此時楚河已經說話了:“小女子楚河拜見薇草先生。”
那中年男人也是疑惑的皺皺眉:“你認識我?”
楚河趕緊回答:“小女子是幻音閣弟子,十年前先生曾救過家師,所以家師將先生的畫像日日供奉,不敢懈怠,今日得見先生真容,實乃三生有幸。”
那中年男人一聽,冷哼一聲:“幻音閣,又是幻音閣,早知道我就不救那個老太婆了,讓她被雷劈死算了,都是我多管閑事,救了個江湖禍害。”
楚河聽薇草先生這么說,倒也沒說什么,畢竟拘靈師太的名聲不太好,但她任然恭敬的說道:“薇草先生見諒,不過家師說過,只要薇草先生有所求,我幻音閣必將赴湯蹈火,而且凡是遇到薇草先生必須以禮相待。”
薇草先生冷哼哼:“得,你們幻音閣別惹我就行,所求,不敢當。”說著他把頭一扭,便氣呼呼的走掉了,把柳風整的很不明白,此時他看向小公子,說道:“沒想到,你的師父來頭不小嗎。”
小公子很是得意:“當日在幻音閣,我和拘靈師太說的那句話,你以為是假的呀?要不是有這段淵源,我能知道拘靈師太的死穴?”
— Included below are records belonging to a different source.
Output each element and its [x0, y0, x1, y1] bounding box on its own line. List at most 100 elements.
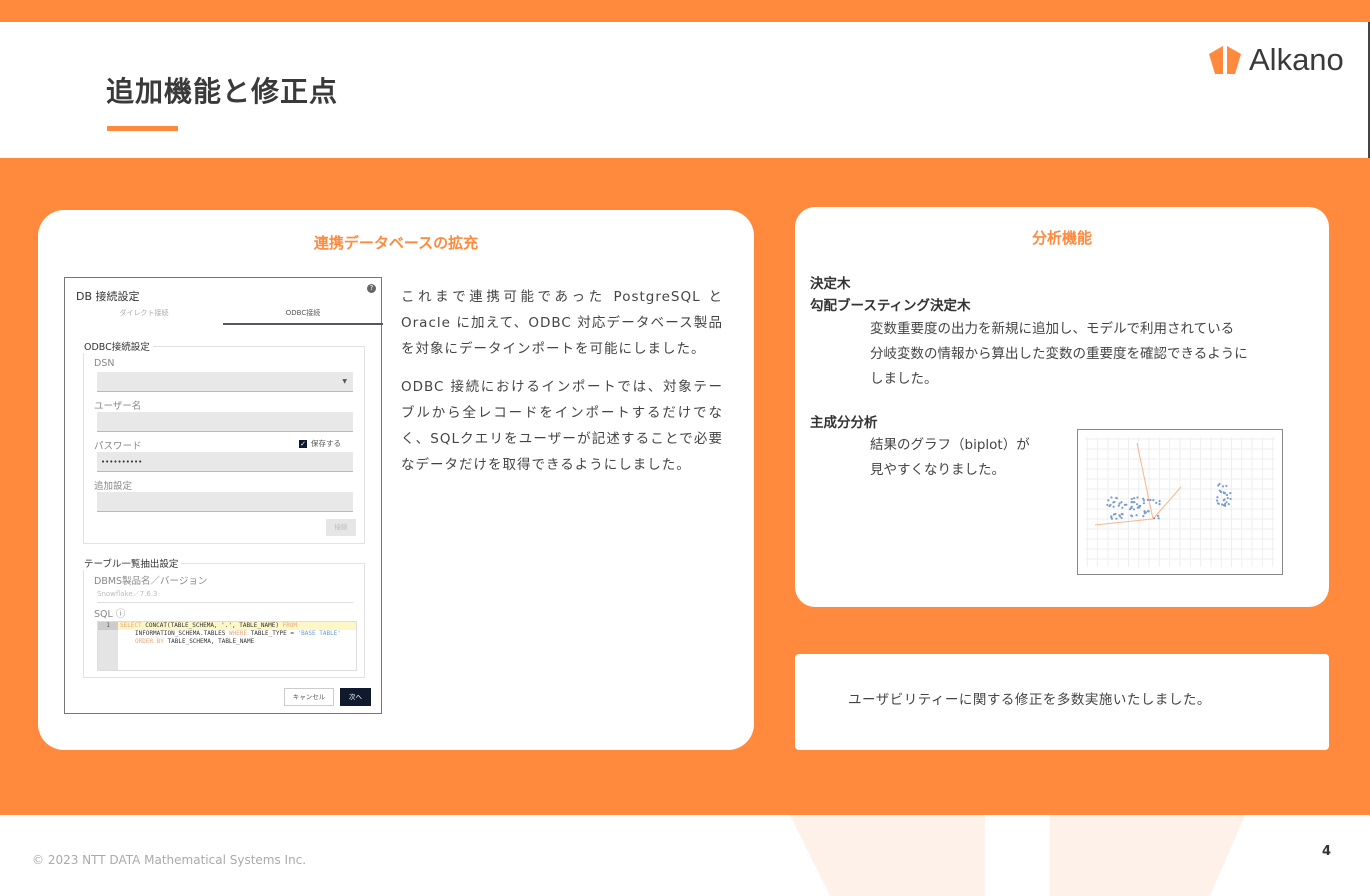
- biplot-point: [1121, 506, 1124, 509]
- biplot-point: [1142, 515, 1145, 518]
- sql-line-2: INFORMATION_SCHEMA.TABLES WHERE TABLE_TY…: [135, 630, 341, 637]
- biplot-point: [1218, 489, 1221, 492]
- username-input[interactable]: [97, 412, 353, 432]
- dialog-title: DB 接続設定: [76, 290, 140, 303]
- biplot-point: [1225, 484, 1228, 487]
- biplot-point: [1115, 496, 1118, 499]
- dsn-select[interactable]: ▼: [97, 372, 353, 392]
- database-card: 連携データベースの拡充 DB 接続設定 ? ダイレクト接続 ODBC接続 ODB…: [38, 210, 754, 750]
- biplot-point: [1130, 497, 1133, 501]
- biplot-point: [1130, 515, 1134, 518]
- title-underline: [107, 126, 178, 131]
- biplot-point: [1130, 505, 1133, 508]
- usability-card: ユーザビリティーに関する修正を多数実施いたしました。: [795, 654, 1329, 750]
- sql-line-3: ORDER BY TABLE_SCHEMA, TABLE_NAME: [135, 638, 255, 645]
- next-button[interactable]: 次へ: [340, 688, 371, 706]
- biplot-point: [1135, 514, 1138, 517]
- biplot-point: [1156, 514, 1160, 518]
- biplot-point: [1227, 503, 1230, 506]
- save-label: 保存する: [311, 439, 341, 448]
- biplot-point: [1110, 517, 1114, 520]
- biplot-point: [1225, 493, 1229, 497]
- analysis-card: 分析機能 決定木 勾配ブースティング決定木 変数重要度の出力を新規に追加し、モデ…: [795, 207, 1329, 607]
- footer: © 2023 NTT DATA Mathematical Systems Inc…: [0, 815, 1370, 896]
- chevron-down-icon: ▼: [342, 378, 347, 385]
- biplot-point: [1110, 496, 1113, 499]
- biplot-point: [1217, 502, 1220, 505]
- biplot-point: [1117, 504, 1120, 507]
- biplot-point: [1224, 504, 1227, 507]
- biplot-point: [1221, 485, 1225, 488]
- biplot-point: [1123, 503, 1126, 506]
- info-icon: ⓘ: [115, 609, 126, 620]
- extra-settings-label: 追加設定: [94, 481, 133, 492]
- connect-button[interactable]: 接続: [326, 519, 356, 536]
- biplot-point: [1118, 502, 1121, 505]
- tab-direct[interactable]: ダイレクト接続: [65, 308, 223, 318]
- biplot-point: [1107, 499, 1110, 502]
- card-title: 分析機能: [1031, 229, 1092, 247]
- table-section-label: テーブル一覧抽出設定: [81, 556, 182, 570]
- biplot-point: [1144, 511, 1147, 514]
- biplot-point: [1112, 505, 1115, 508]
- slide-header: 追加機能と修正点 Alkano: [0, 22, 1370, 158]
- biplot-point: [1106, 503, 1109, 507]
- biplot-point: [1118, 514, 1121, 517]
- top-band: [0, 0, 1370, 22]
- biplot-point: [1142, 499, 1146, 502]
- dbms-value: Snowflake／7.6.3: [97, 589, 353, 603]
- tab-odbc[interactable]: ODBC接続: [223, 308, 383, 325]
- biplot-point: [1113, 500, 1116, 504]
- biplot-point: [1225, 501, 1228, 504]
- biplot-point: [1223, 492, 1227, 495]
- biplot-point: [1132, 508, 1136, 511]
- dbms-label: DBMS製品名／バージョン: [94, 576, 208, 587]
- biplot-point: [1149, 498, 1152, 502]
- biplot-point: [1138, 506, 1141, 509]
- biplot-point: [1135, 503, 1139, 506]
- biplot-point: [1223, 498, 1226, 501]
- pca-heading: 主成分分析: [810, 415, 878, 431]
- db-connection-dialog: DB 接続設定 ? ダイレクト接続 ODBC接続 ODBC接続設定 DSN ▼ …: [64, 277, 383, 714]
- biplot-point: [1216, 499, 1219, 502]
- password-label: パスワード: [94, 441, 142, 452]
- decision-tree-heading: 決定木: [810, 276, 851, 292]
- biplot-point: [1131, 501, 1134, 504]
- help-icon[interactable]: ?: [367, 284, 376, 293]
- biplot-point: [1226, 496, 1229, 500]
- biplot-point: [1153, 517, 1156, 520]
- biplot-point: [1157, 517, 1160, 520]
- biplot-point: [1158, 503, 1161, 506]
- save-checkbox[interactable]: ✓ 保存する: [299, 438, 341, 449]
- extra-settings-input[interactable]: [97, 492, 353, 512]
- description-1: これまで連携可能であった PostgreSQL と Oracle に加えて、OD…: [401, 289, 723, 357]
- biplot-point: [1120, 516, 1123, 520]
- biplot-point: [1217, 484, 1220, 487]
- biplot-point: [1158, 500, 1161, 503]
- card-title: 連携データベースの拡充: [313, 234, 479, 252]
- odbc-section-label: ODBC接続設定: [81, 339, 153, 353]
- biplot-point: [1109, 503, 1112, 506]
- biplot-point: [1146, 498, 1149, 502]
- gbdt-text: 変数重要度の出力を新規に追加し、モデルで利用されている 分岐変数の情報から算出した…: [870, 321, 1248, 387]
- copyright: © 2023 NTT DATA Mathematical Systems Inc…: [32, 853, 307, 867]
- biplot-point: [1147, 509, 1150, 513]
- biplot-image: [1077, 429, 1283, 575]
- usability-text: ユーザビリティーに関する修正を多数実施いたしました。: [848, 692, 1211, 708]
- alkano-logo: Alkano: [1207, 42, 1344, 78]
- pca-text: 結果のグラフ（biplot）が 見やすくなりました。: [870, 437, 1030, 478]
- biplot-point: [1133, 497, 1136, 500]
- biplot-point: [1136, 496, 1139, 499]
- biplot-point: [1229, 492, 1232, 495]
- cancel-button[interactable]: キャンセル: [284, 688, 334, 706]
- sql-editor[interactable]: 1 SELECT CONCAT(TABLE_SCHEMA, '.', TABLE…: [97, 621, 357, 671]
- logo-icon: [1209, 46, 1241, 74]
- biplot-point: [1120, 501, 1123, 504]
- page-title: 追加機能と修正点: [106, 75, 339, 108]
- sql-label: SQL ⓘ: [94, 606, 125, 620]
- biplot-point: [1120, 512, 1123, 515]
- password-input[interactable]: ••••••••••: [97, 452, 353, 472]
- sql-label-text: SQL: [94, 609, 113, 620]
- logo-text: Alkano: [1249, 42, 1344, 77]
- biplot-point: [1112, 513, 1115, 516]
柳風對著小公子豎起了大拇指,小公子卻不買賬:“去,別獻殷勤,對我來說不管用。”
這時楚河已經看向了小公子,微微動了動蒼白的嘴唇:“當日在幻音閣沒注意,沒想到這位姑娘長得真好看。”
她這話一出口,柳風頓時大笑,指著小公子笑的連腰都直不起來了:“哈哈哈,你看又有人認錯了,你呀干脆穿女裝算了。哈哈哈。”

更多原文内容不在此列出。